Antibody-supervised deep learning for quantification of tumor-infiltrating immune cells in hematoxylin and eosin stained breast cancer samples

Riku Turkki; Nina Linder; Panu E Kovanen; Teijo Pellinen; Johan Lundin

doi:10.4103/2153-3539.189703

Antibody-supervised deep learning for quantification of tumor-infiltrating immune cells in hematoxylin and eosin stained breast cancer samples

J Pathol Inform. 2016 Sep 1:7:38. doi: 10.4103/2153-3539.189703. eCollection 2016.

Authors

Riku Turkki¹, Nina Linder¹, Panu E Kovanen², Teijo Pellinen¹, Johan Lundin³

Affiliations

¹ Institute for Molecular Medicine Finland, University of Helsinki, Helsinki, Finland.
² Department of Pathology, HUSLAB and Haartman Institute, Helsinki University Central Hospital, University of Helsinki, Helsinki, Finland.
³ Institute for Molecular Medicine Finland, University of Helsinki, Helsinki, Finland; Department of Public Health Sciences/Global Health (IHCAR), Karolinska Institutet, Stockholm, Sweden.

Abstract

Background: Immune cell infiltration in tumor is an emerging prognostic biomarker in breast cancer. The gold standard for quantification of immune cells in tissue sections is visual assessment through a microscope, which is subjective and semi-quantitative. In this study, we propose and evaluate an approach based on antibody-guided annotation and deep learning to quantify immune cell-rich areas in hematoxylin and eosin (H&E) stained samples.

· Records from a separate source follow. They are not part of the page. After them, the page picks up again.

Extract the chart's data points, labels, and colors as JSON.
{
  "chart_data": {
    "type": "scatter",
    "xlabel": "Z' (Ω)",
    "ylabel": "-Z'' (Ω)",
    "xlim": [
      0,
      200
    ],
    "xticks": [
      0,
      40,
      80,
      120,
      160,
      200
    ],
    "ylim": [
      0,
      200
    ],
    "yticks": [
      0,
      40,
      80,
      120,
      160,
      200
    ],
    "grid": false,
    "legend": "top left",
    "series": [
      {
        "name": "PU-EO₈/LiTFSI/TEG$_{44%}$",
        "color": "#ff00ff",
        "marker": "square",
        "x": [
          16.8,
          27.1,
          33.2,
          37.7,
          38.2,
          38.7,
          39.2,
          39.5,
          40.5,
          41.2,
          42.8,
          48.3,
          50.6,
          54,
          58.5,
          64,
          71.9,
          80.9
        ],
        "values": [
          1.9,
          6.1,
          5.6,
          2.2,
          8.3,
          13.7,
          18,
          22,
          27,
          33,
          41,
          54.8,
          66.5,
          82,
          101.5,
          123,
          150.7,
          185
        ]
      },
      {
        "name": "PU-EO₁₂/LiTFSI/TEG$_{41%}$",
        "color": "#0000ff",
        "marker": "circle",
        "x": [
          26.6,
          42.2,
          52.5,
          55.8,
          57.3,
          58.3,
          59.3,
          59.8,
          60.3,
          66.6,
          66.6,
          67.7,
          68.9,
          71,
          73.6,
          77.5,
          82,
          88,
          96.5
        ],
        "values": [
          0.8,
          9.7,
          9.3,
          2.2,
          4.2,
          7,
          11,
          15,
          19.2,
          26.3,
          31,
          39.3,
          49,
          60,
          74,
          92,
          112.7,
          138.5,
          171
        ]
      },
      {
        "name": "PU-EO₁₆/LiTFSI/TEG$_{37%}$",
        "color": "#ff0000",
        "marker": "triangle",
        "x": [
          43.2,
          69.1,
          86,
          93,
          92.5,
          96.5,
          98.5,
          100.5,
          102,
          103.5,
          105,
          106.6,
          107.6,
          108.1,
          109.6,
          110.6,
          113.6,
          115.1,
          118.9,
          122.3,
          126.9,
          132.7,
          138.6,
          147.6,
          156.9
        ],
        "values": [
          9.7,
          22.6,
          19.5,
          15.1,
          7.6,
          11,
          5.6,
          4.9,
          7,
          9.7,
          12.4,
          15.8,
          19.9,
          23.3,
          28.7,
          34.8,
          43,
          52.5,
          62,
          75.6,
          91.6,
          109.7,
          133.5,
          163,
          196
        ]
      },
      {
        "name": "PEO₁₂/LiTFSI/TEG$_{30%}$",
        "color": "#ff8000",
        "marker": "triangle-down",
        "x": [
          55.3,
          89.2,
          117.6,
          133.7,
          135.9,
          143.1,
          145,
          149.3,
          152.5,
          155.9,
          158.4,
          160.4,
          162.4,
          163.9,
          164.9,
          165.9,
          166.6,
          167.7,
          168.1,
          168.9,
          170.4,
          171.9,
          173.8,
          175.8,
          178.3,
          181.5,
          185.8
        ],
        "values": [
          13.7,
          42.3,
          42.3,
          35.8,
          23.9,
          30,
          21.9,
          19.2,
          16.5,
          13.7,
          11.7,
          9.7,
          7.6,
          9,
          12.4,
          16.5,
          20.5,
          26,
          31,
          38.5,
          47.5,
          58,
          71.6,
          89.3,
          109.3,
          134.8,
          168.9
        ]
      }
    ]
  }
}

Methods: Consecutive sections of formalin-fixed parafin-embedded samples obtained from the primary tumor of twenty breast cancer patients were cut and stained with H&E and the pan-leukocyte CD45 antibody. The stained slides were digitally scanned, and a training set of immune cell-rich and cell-poor tissue regions was annotated in H&E whole-slide images using the CD45-expression as a guide. In analysis, the images were divided into small homogenous regions, superpixels, from which features were extracted using a pretrained convolutional neural network (CNN) and classified with a support of vector machine. The CNN approach was compared to texture-based classification and to visual assessments performed by two pathologists.

Results: In a set of 123,442 labeled superpixels, the CNN approach achieved an F-score of 0.94 (range: 0.92-0.94) in discrimination of immune cell-rich and cell-poor regions, as compared to an F-score of 0.88 (range: 0.87-0.89) obtained with the texture-based classification. When compared to visual assessment of 200 images, an agreement of 90% (κ = 0.79) to quantify immune infiltration with the CNN approach was achieved while the inter-observer agreement between pathologists was 90% (κ = 0.78).

Conclusions: Our findings indicate that deep learning can be applied to quantify immune cell infiltration in breast cancer samples using a basic morphology staining only. A good discrimination of immune cell-rich areas was achieved, well in concordance with both leukocyte antigen expression and pathologists' visual assessment.

Keywords: breast cancer; convolutional neural network; digital pathology; tumor microenvironment; tumor-infiltrating immune cells.